«Пойду, пожалуй, на луг, переворошу сено. А если подсохло, принесу охапку корове», — решила Патимат и вышла за ворота. В тот же момент на крыльце дома Магомеда Кади мелькнула тень усатого человека в большой папахе. Мелькнула — и исчезла. На лугу он появился раньше ее. Не дав ей опомниться, он подошел и сказал:
— Послушай, что я сочинил:
Патимат зарделась. Она никогда еще не слышала таких прекрасных слов.
— Какая красивая песня! Можно, я ее выучу и буду петь на гуляньях? — робко спросила она.
— О, если бы ты знала, сколько я сочинил про тебя песен. Жизни не хватит, чтобы их все спеть! — воскликнул ободренный Магомед Кади.
— И все про меня?
— Разве есть еще девушка, достойная таких песен?
…А через несколько дней на свадьбе своей подруги Патимат спела эту песню. Все были восхищены. Одни говорили, что ее безусловно сочинил Махмуд из Кохаб-Росо для своей возлюбленной Муи. Другие утверждали, что такая тонкость чувств доступна только Чапке.
А Магомед Кади прятал улыбку в свои черные усы и украдкой бросал на Патимат восторженные взгляды.
Жених же Патимат, как только она начинала петь, вставал и уходил. Он считал, что невесте не к лицу привлекать к себе такое внимание. Это нескромно и даже неприлично.
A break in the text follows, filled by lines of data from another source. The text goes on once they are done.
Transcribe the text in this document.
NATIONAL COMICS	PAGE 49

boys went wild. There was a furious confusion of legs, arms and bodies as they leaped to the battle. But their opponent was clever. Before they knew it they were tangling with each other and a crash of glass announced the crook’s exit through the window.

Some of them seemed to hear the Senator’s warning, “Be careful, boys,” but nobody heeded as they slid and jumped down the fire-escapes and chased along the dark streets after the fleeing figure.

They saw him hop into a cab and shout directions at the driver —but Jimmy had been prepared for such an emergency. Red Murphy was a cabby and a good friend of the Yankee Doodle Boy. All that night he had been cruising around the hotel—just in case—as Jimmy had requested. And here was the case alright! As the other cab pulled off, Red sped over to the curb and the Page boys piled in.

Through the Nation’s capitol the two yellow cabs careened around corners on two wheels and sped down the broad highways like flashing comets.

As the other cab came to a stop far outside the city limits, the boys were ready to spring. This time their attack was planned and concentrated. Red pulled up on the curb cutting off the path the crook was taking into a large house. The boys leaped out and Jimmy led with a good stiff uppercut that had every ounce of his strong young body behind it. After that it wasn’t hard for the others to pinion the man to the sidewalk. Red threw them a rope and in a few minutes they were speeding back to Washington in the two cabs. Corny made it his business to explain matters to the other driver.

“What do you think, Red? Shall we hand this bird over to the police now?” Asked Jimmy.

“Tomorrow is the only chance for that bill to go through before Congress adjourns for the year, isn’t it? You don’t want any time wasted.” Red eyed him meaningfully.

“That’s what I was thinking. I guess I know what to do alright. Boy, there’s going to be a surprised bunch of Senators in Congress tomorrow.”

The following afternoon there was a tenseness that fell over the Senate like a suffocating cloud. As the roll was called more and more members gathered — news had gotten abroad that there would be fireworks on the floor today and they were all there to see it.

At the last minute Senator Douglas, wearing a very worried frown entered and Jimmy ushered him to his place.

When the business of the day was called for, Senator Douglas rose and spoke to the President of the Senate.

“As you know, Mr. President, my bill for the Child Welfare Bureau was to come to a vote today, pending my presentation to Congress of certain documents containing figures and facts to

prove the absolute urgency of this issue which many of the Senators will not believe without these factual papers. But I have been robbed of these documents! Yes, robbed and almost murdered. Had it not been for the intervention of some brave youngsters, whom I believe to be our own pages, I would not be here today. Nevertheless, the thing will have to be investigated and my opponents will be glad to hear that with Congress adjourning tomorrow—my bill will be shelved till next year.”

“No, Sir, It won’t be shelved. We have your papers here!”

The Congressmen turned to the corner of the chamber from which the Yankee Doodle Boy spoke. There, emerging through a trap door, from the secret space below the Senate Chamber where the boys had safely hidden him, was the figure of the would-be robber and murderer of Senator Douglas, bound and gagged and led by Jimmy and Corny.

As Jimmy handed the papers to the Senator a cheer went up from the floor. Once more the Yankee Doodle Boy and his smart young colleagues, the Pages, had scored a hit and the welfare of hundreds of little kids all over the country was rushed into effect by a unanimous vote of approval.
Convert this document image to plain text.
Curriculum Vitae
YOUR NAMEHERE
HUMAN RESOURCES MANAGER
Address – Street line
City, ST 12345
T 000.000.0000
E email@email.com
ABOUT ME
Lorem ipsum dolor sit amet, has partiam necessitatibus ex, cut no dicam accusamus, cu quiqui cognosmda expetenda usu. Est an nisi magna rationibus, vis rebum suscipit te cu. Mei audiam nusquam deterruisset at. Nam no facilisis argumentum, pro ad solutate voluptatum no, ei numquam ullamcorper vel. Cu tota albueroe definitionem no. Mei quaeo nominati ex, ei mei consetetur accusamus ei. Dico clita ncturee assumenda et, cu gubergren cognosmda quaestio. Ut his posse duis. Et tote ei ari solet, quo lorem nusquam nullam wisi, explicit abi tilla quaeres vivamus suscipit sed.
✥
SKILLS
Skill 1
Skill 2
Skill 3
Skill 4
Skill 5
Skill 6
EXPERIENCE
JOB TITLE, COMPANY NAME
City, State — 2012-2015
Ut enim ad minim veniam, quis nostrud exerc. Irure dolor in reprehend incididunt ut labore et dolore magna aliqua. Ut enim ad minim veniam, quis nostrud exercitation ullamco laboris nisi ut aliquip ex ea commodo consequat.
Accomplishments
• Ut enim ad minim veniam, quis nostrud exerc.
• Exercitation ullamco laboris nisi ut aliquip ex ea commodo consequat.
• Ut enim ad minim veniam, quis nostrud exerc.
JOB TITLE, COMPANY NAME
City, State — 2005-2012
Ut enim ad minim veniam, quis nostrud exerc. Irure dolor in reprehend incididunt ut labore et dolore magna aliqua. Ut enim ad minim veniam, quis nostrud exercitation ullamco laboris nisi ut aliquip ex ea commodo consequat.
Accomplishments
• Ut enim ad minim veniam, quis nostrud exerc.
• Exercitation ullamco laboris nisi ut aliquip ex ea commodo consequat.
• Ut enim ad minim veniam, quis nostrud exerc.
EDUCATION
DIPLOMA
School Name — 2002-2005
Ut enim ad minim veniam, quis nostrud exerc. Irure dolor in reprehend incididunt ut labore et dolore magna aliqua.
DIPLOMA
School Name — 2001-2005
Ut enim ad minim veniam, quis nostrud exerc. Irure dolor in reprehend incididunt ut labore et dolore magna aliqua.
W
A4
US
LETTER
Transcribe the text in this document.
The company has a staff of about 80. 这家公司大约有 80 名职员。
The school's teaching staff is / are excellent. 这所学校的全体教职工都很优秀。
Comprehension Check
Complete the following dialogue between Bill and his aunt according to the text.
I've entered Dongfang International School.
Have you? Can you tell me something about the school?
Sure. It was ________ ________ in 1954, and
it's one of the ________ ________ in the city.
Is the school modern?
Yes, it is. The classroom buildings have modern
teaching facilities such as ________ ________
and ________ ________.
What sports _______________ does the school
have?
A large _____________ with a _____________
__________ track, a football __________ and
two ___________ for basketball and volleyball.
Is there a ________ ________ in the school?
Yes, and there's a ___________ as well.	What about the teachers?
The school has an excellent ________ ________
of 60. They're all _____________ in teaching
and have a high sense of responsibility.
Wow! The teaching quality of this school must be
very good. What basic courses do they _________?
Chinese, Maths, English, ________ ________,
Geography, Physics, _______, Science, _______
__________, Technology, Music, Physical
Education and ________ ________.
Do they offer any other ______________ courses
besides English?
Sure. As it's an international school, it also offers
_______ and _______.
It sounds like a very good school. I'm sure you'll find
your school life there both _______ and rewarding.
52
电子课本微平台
И вот, выбежав из комнаты на крыльцо, чтобы подышать воздухом после горячего духа свадьбы, Патимат нечаянно услышала, как чабан Муса говорил ее жениху:
— Распелась! Ты что не заткнешь ей глотку.
И ее жених Ахмед отвечал со сдержанной яростью:
— Ничего, вот только свадьбу сыграем. А там она у меня попоет…
Патимат как кипятком окатило. «Так вот он, оказывается, какой. Мало того, что сам мрачен, как горы в дождливый день, так и меня хочет лишить радости, держать взаперти… Не бывать этому».
Но Патимат, достойная дочь своего аула, знала, что отказаться от жениха — значит опозорить весь его род. На такое она, конечно, пойти не могла, тем более что Ахмед был сыном Султанбега и братом Кавсарат, ставшей в свою очередь женой ее брата Магомеда.
Надо было сделать так, чтобы Ахмед сам отказался от нее и чтобы никто не заподозрил в этом ее инициативу.
И вот, подкараулив на улице своего жениха, она сказала ему: «Знаешь, Ахмед, я вижу, что мы разные люди и вряд ли будем счастливы вместе. Я не хочу выходить за тебя замуж и тем самым портить жизнь тебе и себе. Но чтобы на тебя не легло пятно позора, откажись от меня сам».
Видно, прав был Магомед Кади, когда выражал сомнение в том, что Ахмед любит свою невесту и будет бороться за свою любовь, потому что не прошло и столько времени, сколько нужно бойкой девушке, чтобы скосить пшеницу, из которой можно связать хотя бы маленький сноп, как в дом Патимат ворвалась мать ее жениха. Ее крик огласил весь аул:
— Верни платок моего сына. Он отказывается от тебя. Ему не танцовщица нужна и не певица, а работящая жена. Красивое лицо не фарфоровая чаша, чтобы поставить ее на стол и любоваться. А высокий стан — не лестница, чтобы взбираться по ней со двора на крышу.
Наутро весь аул расшумелся, как улей, в который бросили камень.
С крыши на крышу, с делянки на делянку только и звучало:
— Слышали?
— А?
— В полночь-то…
— Что?
— Умрешь, но не догадаешься.
— Не мучай, говори скорее.
— Сегодня в полночь Магомед Кади ворвался в дом Патимат и украл ее.
— Не может быть?
— Истинная правда.
— А Патимат?
— Говорят, с радостью дала согласие на свадьбу.
— Вуя, вуя!
…Нельзя сказать, чтобы в ауле одобрили выбор Патимат. Подумать только, самая видная, самая трудолюбивая девушка аула соединила свою судьбу с парнем, который вместе со своей папахой едва достает ей до подмышек. Первое время ухо Патимат улавливало едкие словечки да смешки в их адрес, когда она с мужем появлялась на улице.
А ее ровесницы у родника открыто насмехались над ней: «Как же он тебя целует? Наверное, лестницу приставляет?! Ха-ха-ха!»
Но умница Патимат не обращала внимания на насмешки, она всюду — кстати и некстати — выставляла своего Магомеда: «Магомед сказал», «Магомед решил», «Магомед думает», «Надо спросить у Магомеда», «Посоветуйтесь с Магомедом».